FRASER: HABS' GALLAGHER BROUGHT NON-CALLS ON HIMSELF
Hi Kerry,
I enjoy reading your column - hope you keep it up!
In the final seconds of the third period of the Winnipeg/Montreal game, Brendan Gallagher looked like he was attempting to get back on-side. However, as he was starting to skate back, Al Montoya, Zach Bogosian and Jacob Trouba blatantly interfered with his progress.
If the referee wasn't around, I would have thought that he just missed it. However, this all enfolded in front of a referee. It seemed the ref either purposely wanted the game to be over, sadistically wanted Gallagher to get roughed up, or favoured the Jets to win! Please explain why it wasn't a penalty and what (if any) you would have done differently.
Regards, Lee
Hi Lee:
I can assure you that none of the three assertions you made were even remotely part of the referee's mindset or affected his ultimate decision not to assess a penalty against the Jets. Instead, Brendan Gallagher engaged in a losing battle of will with the referee when he attempted to draw a penalty by embellishing the contact with Zach Bogosian (twice) and Al Montoya. Once a referee suspects a player is guilty of embellishing he does not want to be fooled into calling a weak penalty as a result of any theatrical performance.
The battle lines were pretty much drawn at that point when Jacob Trouba came off the Winnipeg bench on a change with Tobias Enstrom. Trouba's most direct route to assume his right defense position from the Jets bench placed him on a collision course with Gallagher, who had just picked himself up off the ice after turning on Bogosian's stick, reaching his hand to the rafters and doing a reverse fall onto his back! No penalty call was forthcoming at that point.
I would have judged the encounters with Bogosian and Montoya no differently than the referee, based on the embellishment that was first initiated by Gallagher behind the Jets net. The next obvious question you will ask is if the referee deemed there was embellishment, then why not assess offsetting penalties? With under a minute to play and the puck dumped down the ice most referees would prefer to let the minor skirmish quickly play itself out and not affect the manpower on the ice when there was no immediate and direct bearing on the play.

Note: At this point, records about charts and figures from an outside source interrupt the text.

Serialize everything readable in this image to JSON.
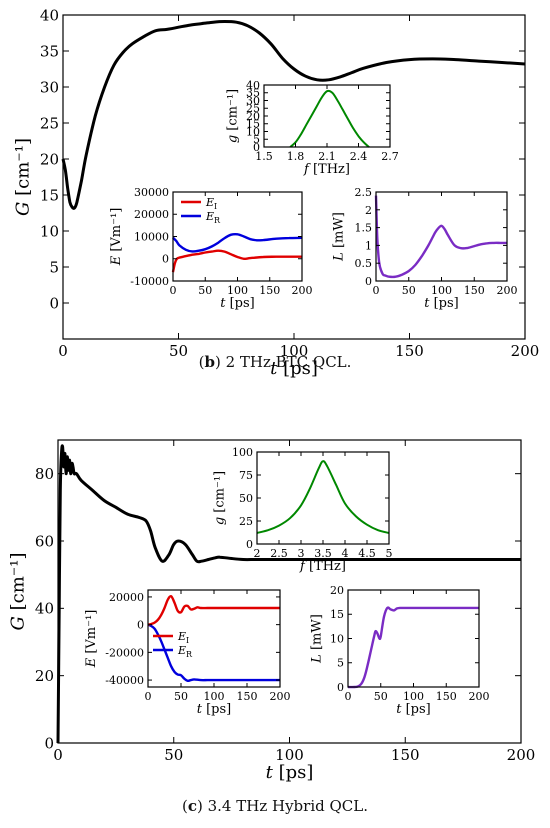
{
  "captions": [
    {
      "label": "b",
      "text": "2 THz BTC QCL."
    },
    {
      "label": "c",
      "text": "3.4 THz Hybrid QCL."
    }
  ],
  "chart_data": [
    {
      "id": "b-main",
      "type": "line",
      "xlabel": "t",
      "xunit": "[ps]",
      "ylabel": "G",
      "yunit": "[cm⁻¹]",
      "xlim": [
        0,
        200
      ],
      "ylim": [
        -5,
        40
      ],
      "xticks": [
        "0",
        "50",
        "100",
        "150",
        "200"
      ],
      "yticks": [
        "0",
        "5",
        "10",
        "15",
        "20",
        "25",
        "30",
        "35",
        "40"
      ],
      "series": [
        {
          "color": "#000000",
          "x": [
            0,
            1,
            2,
            3,
            4,
            5,
            6,
            8,
            10,
            14,
            18,
            22,
            26,
            30,
            35,
            40,
            45,
            50,
            55,
            60,
            65,
            70,
            75,
            80,
            85,
            90,
            95,
            100,
            105,
            110,
            115,
            120,
            125,
            130,
            140,
            150,
            160,
            170,
            180,
            190,
            200
          ],
          "y": [
            20,
            18.5,
            16,
            14,
            13.3,
            13.2,
            14,
            17,
            20.5,
            26,
            30,
            33,
            34.8,
            36,
            37,
            37.8,
            38,
            38.3,
            38.6,
            38.8,
            39,
            39.1,
            39,
            38.5,
            37.5,
            36,
            34,
            32.5,
            31.5,
            31,
            31,
            31.4,
            32,
            32.6,
            33.4,
            33.8,
            33.9,
            33.8,
            33.6,
            33.4,
            33.2
          ]
        }
      ]
    },
    {
      "id": "b-inset-g",
      "type": "line",
      "xlabel": "f",
      "xunit": "[THz]",
      "ylabel": "g",
      "yunit": "[cm⁻¹]",
      "xlim": [
        1.5,
        2.7
      ],
      "ylim": [
        0,
        40
      ],
      "xticks": [
        "1.5",
        "1.8",
        "2.1",
        "2.4",
        "2.7"
      ],
      "yticks": [
        "0",
        "5",
        "10",
        "15",
        "20",
        "25",
        "30",
        "35",
        "40"
      ],
      "series": [
        {
          "color": "#008800",
          "x": [
            1.75,
            1.8,
            1.85,
            1.9,
            1.95,
            2.0,
            2.05,
            2.1,
            2.15,
            2.2,
            2.25,
            2.3,
            2.35,
            2.4,
            2.45,
            2.5
          ],
          "y": [
            0,
            3,
            8,
            14,
            20,
            26,
            32,
            36,
            35,
            30,
            24,
            18,
            12,
            7,
            3,
            0
          ]
        }
      ]
    },
    {
      "id": "b-inset-E",
      "type": "line",
      "xlabel": "t",
      "xunit": "[ps]",
      "ylabel": "E",
      "yunit": "[Vm⁻¹]",
      "xlim": [
        0,
        200
      ],
      "ylim": [
        -10000,
        30000
      ],
      "xticks": [
        "0",
        "50",
        "100",
        "150",
        "200"
      ],
      "yticks": [
        "-10000",
        "0",
        "10000",
        "20000",
        "30000"
      ],
      "legend": [
        "E",
        "E"
      ],
      "legend_sub": [
        "I",
        "R"
      ],
      "series": [
        {
          "name": "E",
          "color": "#e00000",
          "x": [
            0,
            3,
            6,
            10,
            20,
            30,
            40,
            50,
            60,
            70,
            80,
            90,
            100,
            110,
            120,
            140,
            160,
            180,
            200
          ],
          "y": [
            -6000,
            -2000,
            0,
            500,
            1200,
            1800,
            2200,
            2800,
            3200,
            3600,
            3200,
            2000,
            800,
            0,
            300,
            800,
            900,
            900,
            900
          ]
        },
        {
          "name": "E",
          "color": "#0000dd",
          "x": [
            0,
            5,
            10,
            20,
            30,
            40,
            50,
            60,
            70,
            80,
            90,
            100,
            110,
            120,
            130,
            140,
            160,
            180,
            200
          ],
          "y": [
            9500,
            8000,
            6000,
            4000,
            3300,
            3600,
            4300,
            5500,
            7200,
            9300,
            10800,
            11000,
            10000,
            8800,
            8300,
            8400,
            9000,
            9300,
            9400
          ]
        }
      ]
    },
    {
      "id": "b-inset-L",
      "type": "line",
      "xlabel": "t",
      "xunit": "[ps]",
      "ylabel": "L",
      "yunit": "[mW]",
      "xlim": [
        0,
        200
      ],
      "ylim": [
        0,
        2.5
      ],
      "xticks": [
        "0",
        "50",
        "100",
        "150",
        "200"
      ],
      "yticks": [
        "0",
        "0.5",
        "1",
        "1.5",
        "2",
        "2.5"
      ],
      "series": [
        {
          "color": "#7a2cc4",
          "x": [
            0,
            2,
            5,
            10,
            15,
            20,
            30,
            40,
            50,
            60,
            70,
            80,
            90,
            95,
            100,
            105,
            110,
            120,
            130,
            140,
            150,
            160,
            170,
            180,
            190,
            200
          ],
          "y": [
            2.4,
            1.2,
            0.5,
            0.2,
            0.15,
            0.12,
            0.12,
            0.18,
            0.28,
            0.45,
            0.7,
            1.0,
            1.35,
            1.48,
            1.55,
            1.45,
            1.28,
            1.0,
            0.92,
            0.93,
            0.98,
            1.03,
            1.06,
            1.07,
            1.07,
            1.07
          ]
        }
      ]
    },
    {
      "id": "c-main",
      "type": "line",
      "xlabel": "t",
      "xunit": "[ps]",
      "ylabel": "G",
      "yunit": "[cm⁻¹]",
      "xlim": [
        0,
        200
      ],
      "ylim": [
        0,
        90
      ],
      "xticks": [
        "0",
        "50",
        "100",
        "150",
        "200"
      ],
      "yticks": [
        "0",
        "20",
        "40",
        "60",
        "80"
      ],
      "series": [
        {
          "color": "#000000",
          "x": [
            0,
            0.5,
            1,
            1.5,
            2,
            2.5,
            3,
            3.5,
            4,
            4.5,
            5,
            5.5,
            6,
            6.5,
            7,
            8,
            10,
            15,
            20,
            25,
            30,
            35,
            38,
            40,
            42,
            45,
            48,
            50,
            52,
            55,
            58,
            60,
            62,
            65,
            68,
            70,
            75,
            80,
            85,
            90,
            100,
            120,
            150,
            200
          ],
          "y": [
            0,
            40,
            75,
            86,
            88,
            82,
            86,
            80,
            85,
            81,
            84,
            80,
            83,
            82,
            80,
            80,
            78,
            75,
            72,
            70,
            68,
            67,
            66,
            63,
            58,
            54,
            56,
            59,
            60,
            59,
            56,
            54,
            54,
            54.5,
            55,
            55.2,
            54.8,
            54.5,
            54.5,
            54.5,
            54.5,
            54.5,
            54.5,
            54.5
          ]
        }
      ]
    },
    {
      "id": "c-inset-g",
      "type": "line",
      "xlabel": "f",
      "xunit": "[THz]",
      "ylabel": "g",
      "yunit": "[cm⁻¹]",
      "xlim": [
        2,
        5
      ],
      "ylim": [
        0,
        100
      ],
      "xticks": [
        "2",
        "2.5",
        "3",
        "3.5",
        "4",
        "4.5",
        "5"
      ],
      "yticks": [
        "0",
        "25",
        "50",
        "75",
        "100"
      ],
      "series": [
        {
          "color": "#008800",
          "x": [
            2,
            2.25,
            2.5,
            2.75,
            3,
            3.2,
            3.4,
            3.5,
            3.6,
            3.8,
            4,
            4.25,
            4.5,
            4.75,
            5
          ],
          "y": [
            12,
            15,
            20,
            28,
            42,
            60,
            82,
            90,
            84,
            64,
            44,
            30,
            21,
            15,
            12
          ]
        }
      ]
    },
    {
      "id": "c-inset-E",
      "type": "line",
      "xlabel": "t",
      "xunit": "[ps]",
      "ylabel": "E",
      "yunit": "[Vm⁻¹]",
      "xlim": [
        0,
        200
      ],
      "ylim": [
        -45000,
        25000
      ],
      "xticks": [
        "0",
        "50",
        "100",
        "150",
        "200"
      ],
      "yticks": [
        "-40000",
        "-20000",
        "0",
        "20000"
      ],
      "legend": [
        "E",
        "E"
      ],
      "legend_sub": [
        "R",
        "I"
      ],
      "series": [
        {
          "name": "E",
          "color": "#0000dd",
          "x": [
            0,
            5,
            10,
            15,
            20,
            25,
            30,
            35,
            40,
            45,
            50,
            55,
            60,
            65,
            70,
            80,
            90,
            100,
            120,
            150,
            200
          ],
          "y": [
            0,
            -1000,
            -3000,
            -7000,
            -12000,
            -18000,
            -24000,
            -30000,
            -34000,
            -36000,
            -36500,
            -39000,
            -40500,
            -40000,
            -39500,
            -40000,
            -40000,
            -40000,
            -40000,
            -40000,
            -40000
          ]
        },
        {
          "name": "E",
          "color": "#e00000",
          "x": [
            0,
            5,
            10,
            15,
            20,
            25,
            30,
            35,
            40,
            45,
            50,
            55,
            60,
            65,
            70,
            75,
            80,
            90,
            100,
            120,
            150,
            200
          ],
          "y": [
            0,
            500,
            1500,
            3500,
            7000,
            12000,
            18000,
            20500,
            16000,
            10000,
            9000,
            13000,
            13500,
            11000,
            11500,
            12500,
            12000,
            12000,
            12000,
            12000,
            12000,
            12000
          ]
        }
      ]
    },
    {
      "id": "c-inset-L",
      "type": "line",
      "xlabel": "t",
      "xunit": "[ps]",
      "ylabel": "L",
      "yunit": "[mW]",
      "xlim": [
        0,
        200
      ],
      "ylim": [
        0,
        20
      ],
      "xticks": [
        "0",
        "50",
        "100",
        "150",
        "200"
      ],
      "yticks": [
        "0",
        "5",
        "10",
        "15",
        "20"
      ],
      "series": [
        {
          "color": "#7a2cc4",
          "x": [
            0,
            10,
            15,
            20,
            25,
            30,
            35,
            40,
            42,
            45,
            48,
            50,
            55,
            60,
            65,
            70,
            75,
            80,
            90,
            100,
            150,
            200
          ],
          "y": [
            0,
            0,
            0.1,
            0.6,
            2,
            4.5,
            7.5,
            10.5,
            11.5,
            11,
            10,
            10.5,
            14.5,
            16.3,
            16,
            15.8,
            16.2,
            16.3,
            16.3,
            16.3,
            16.3,
            16.3
          ]
        }
      ]
    }
  ]
}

That changed in my judgment however, once Jacob Trouba knocked Gallagher to the ice with a slightly buried shoulder and stick placed across the body of the Canadiens 'pin-ball' forward. With the puck in the neutral zone Trouba needed to give way to Gallagher and pass behind the Montreal player to allow him unimpeded exit from the Jets end zone no differently than forward giving way to a D-man backing up at the blue line. That contact by Trouba was deserving of an interference penalty. The previous embellishments clearly witnessed by the referee would certainly cause some doubt as to the legitimacy of any foul committed against Brendan Gallagher so the refs arm remained down.
I ask you to watch the play as objectively as possible and freeze-frame the action at key moments during the battles that took place. You should see Gallagher's hands initiate contact with Bogosian behind the net and the changing body posture of both players throughout the engagement. The final shove by Bogosian should not have caused the net to be pushed in an excessively tipped forward position by Gallagher. During and immediately
following each player confrontation Brendan Gallagher made direct eye contact with the referee, including verbal appeals for a penalty call. It became a failed mission.
Brendan Gallagher had a much more direct route available to him to exit the Jets end zone. He chose a path that ultimately led him into contact with Al Montoya and deep within the goal crease. Following the Montoya elbow push, Gallagher threw his head back excessively and immediately looked at the referee this time and on two more subsequent occasions hoping to see a raised arm. Gallagher's unnatural fall and look back at the ref after tripping over Bogosian's stick completed the trifecta!
Players that embellish on a consistent basis run the risk of not receiving the benefit of the doubt when they are legitimately fouled. Brendan Gallagher is too effective and too good a player to develop that unwanted reputation from the refs.